«Paola è una città di gente cresciuta a pane e sangue. Di gente che non vedeva l’ora di annusare la canna del fucile con cui aveva sparato». Parole pronunciate dal pubblico ministero in una delle requisitorie di Tela del Ragno.
Dall’operazione principale, scattata all’alba del 30 marzo 2012, sono passati undici anni. Qualcuno nel frattempo dopo il carcere è tornato a piede libero, qualcun altro dopo aver annusato il profumo della libertà è tornato tra le sbarre. In carcere invece c’è morto Mario Serpa, l’ex boss, che dall’ultima inchiesta ne era uscito pulito. Uno strano scherzo del destino.
Un libro insanguinato che ha interessato per mezzo secolo la città di Paola e che non è ancora chiuso. La Dda ha aperto un nuovo capitolo a luglio dello scorso anno incriminando altre quattro persone.

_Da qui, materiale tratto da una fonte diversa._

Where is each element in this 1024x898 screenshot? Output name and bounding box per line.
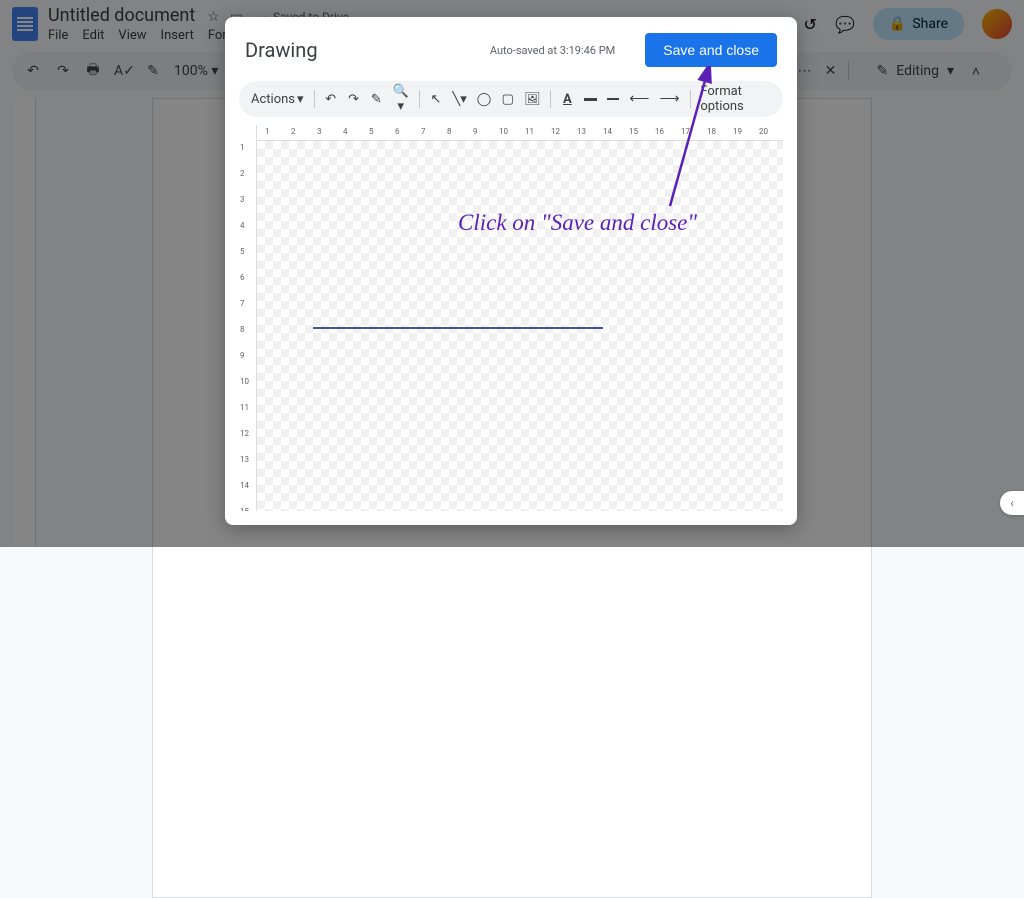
- undo-icon[interactable]: ↶: [324, 92, 337, 107]
- line-color-icon[interactable]: A: [561, 92, 574, 107]
- line-dash-icon[interactable]: [607, 98, 620, 100]
- actions-menu[interactable]: Actions▾: [251, 92, 304, 107]
- textbox-icon[interactable]: ▢: [501, 92, 514, 107]
- drawn-line-shape[interactable]: [313, 327, 603, 329]
- side-panel-toggle[interactable]: ‹: [1000, 491, 1024, 515]
- separator: [550, 90, 551, 108]
- line-tool-icon[interactable]: ╲▾: [452, 92, 466, 107]
- image-icon[interactable]: 🖼: [524, 92, 540, 107]
- drawing-toolbar: Actions▾ ↶ ↷ ✎ 🔍▾ ↖ ╲▾ ◯ ▢ 🖼 A ⟵ ⟶ Forma…: [239, 81, 783, 117]
- shape-tool-icon[interactable]: ◯: [477, 92, 492, 107]
- zoom-icon[interactable]: 🔍▾: [393, 84, 409, 114]
- separator: [690, 90, 691, 108]
- drawing-canvas[interactable]: [257, 141, 783, 511]
- separator: [314, 90, 315, 108]
- autosave-status: Auto-saved at 3:19:46 PM: [490, 44, 615, 57]
- horizontal-ruler: 123456789101112131415161718192021: [257, 125, 783, 141]
- dialog-title: Drawing: [245, 38, 318, 62]
- format-options-button[interactable]: Format options: [700, 84, 771, 114]
- separator: [419, 90, 420, 108]
- line-end-icon[interactable]: ⟶: [659, 91, 679, 107]
- line-start-icon[interactable]: ⟵: [629, 91, 649, 107]
- drawing-dialog: Drawing Auto-saved at 3:19:46 PM Save an…: [225, 17, 797, 525]
- line-weight-icon[interactable]: [584, 98, 597, 101]
- vertical-ruler: 123456789101112131415: [239, 125, 257, 511]
- select-icon[interactable]: ↖: [430, 92, 443, 107]
- save-and-close-button[interactable]: Save and close: [645, 33, 777, 67]
- paint-format-icon[interactable]: ✎: [370, 92, 383, 107]
- redo-icon[interactable]: ↷: [347, 92, 360, 107]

Tra i primi a finire in cella negli anni di piombo era stato Mario Serpa per aver ammazzato l’imprenditore Luigi Gravina. Un innocente. Ed un innocente era anche Tonino Maiorano: l’operaio forestale fu scambiato per la sua somiglianza all’ex boss Giuliano Serpa. Per il delitto pagano Gennaro Ditto (ergastolo), Michele Bloise (ergastolo), Pietro Sebastiano Vicchio (30 anni), Antonio Ditto (21 anni), Carmela Gioffrè (21 anni), Maurizio Giordano e Adamo Bruno (9 anni ad entrambi i collaboratori di giustizia). In abbreviato sono stati inflitti invece 30 anni a Mario Martello.